Wednesday, July 4, 2012

Oracle Archive Logging

[Original PostBasically, any change that happens in the database is first captured in a memory structure called the Log Buffer. This memory structure exists inside the Oracle Instance. The Log Buffer normally has a small footprint (somewhere in the neighborhood of 1MB). Information in the Log Buffer memory is flushed to the Redo Logs by the background process LGWR under these curcumstances:
a) every 3 seconds
b) on a commit
c) when the Log Buffer becomes 1/3 full
d) on a checkpoint

Anytime a) b) c) or d) occurs in the database, the information from the Log Buffer is written to the current Red Log by LGWR. Redo Logs are actual physical files residing on the OS. When a Redo Log becomes full, a Log File Switch occurs and a pointer is set to start writing Log Buffer information to the next Redo Log in line. You can run your database with only 2 Redo Logs, but Oracle (and common sense) recommends at least 3. 
So, after this Log File Switch, you have a Redo Log that is full and a pointer to the next Relo Log. The Redo Log that is full needs to be archived (saved somewhere else). So now, a background process called ARCH will get a nudge from LGWR saying "hey, got a redo log that needs to be archived" and ARCH will pick it up and convert it to an Archived Log file and save it in the location specified by your init.ora parameter setting called log_archive_dest_1 (or in yor flash_recovery_area, depending).
So now that the previous Redo Log has been archived, it can be overwritten by LGWR when necessary (e.g., Redo Logs are written to in a round-robin fashion and when Redo Log #3 fills up, the pointer goes back around to Redo Log #1. So if you're in archivelog mode and redo log #1 hasn't been completely archived by ARCH yet, and LGWR needs to write to Redo Log #1, then your database "hangs" until that Redo Log #1 is freed up to be written to again).

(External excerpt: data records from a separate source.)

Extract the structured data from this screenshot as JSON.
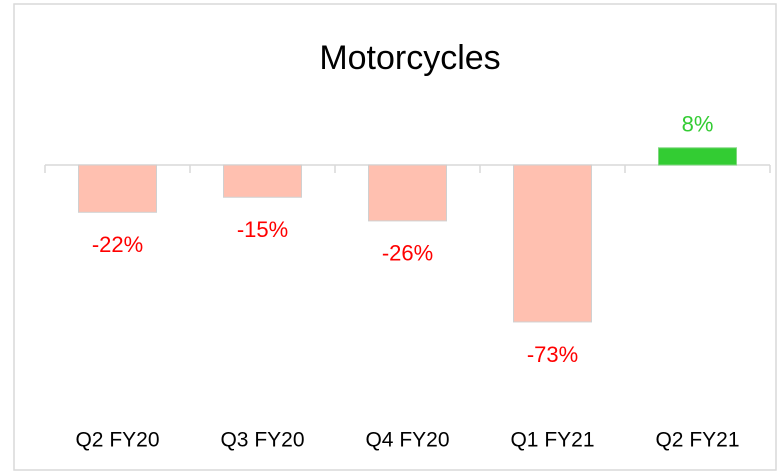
{
  "chart_data": {
    "type": "bar",
    "title": "Motorcycles",
    "categories": [
      "Q2 FY20",
      "Q3 FY20",
      "Q4 FY20",
      "Q1 FY21",
      "Q2 FY21"
    ],
    "values": [
      -22,
      -15,
      -26,
      -73,
      8
    ],
    "value_labels": [
      "-22%",
      "-15%",
      "-26%",
      "-73%",
      "8%"
    ],
    "color_negative": "#ffc0b0",
    "color_positive": "#33cc33",
    "label_color_negative": "#ff0000",
    "label_color_positive": "#33cc33"
  }
}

So, what is the advantage of having Archived Logs? Say for example you expereince severe corruption or a database crash that required you to restore some datafiles from 7 hours ago. If you have all the archived logs from that pint in time (7 hours ago) up until the oment of the crash, you can apply (or "roll forward") all the changes contained in those archived logs against the restored datafiles. Basically this replays all the changes in the database over the past 7 hours. After recovering the last archived log, Oracle will then look to roll forward even more by using the online redo logs. If those online redo logs contain changes necessary, Oracle will apply those changes also. Basically, you can recover from a serious error all the way up to just before the error occurred. Minimal data loss is the advantage here. you can't do this when you're not in archivelog mode, because all the changes over the past 7 hours are lost because the redo logs just keep overwriting themselves and all the changes are lost between the time of your last backup and the time of the crash.
As the mantra goes . . . if you don't care if your database loses data, then run in noarchivelog mode. If you care about your data and don't want to lose it, then run the database in archivelog mode.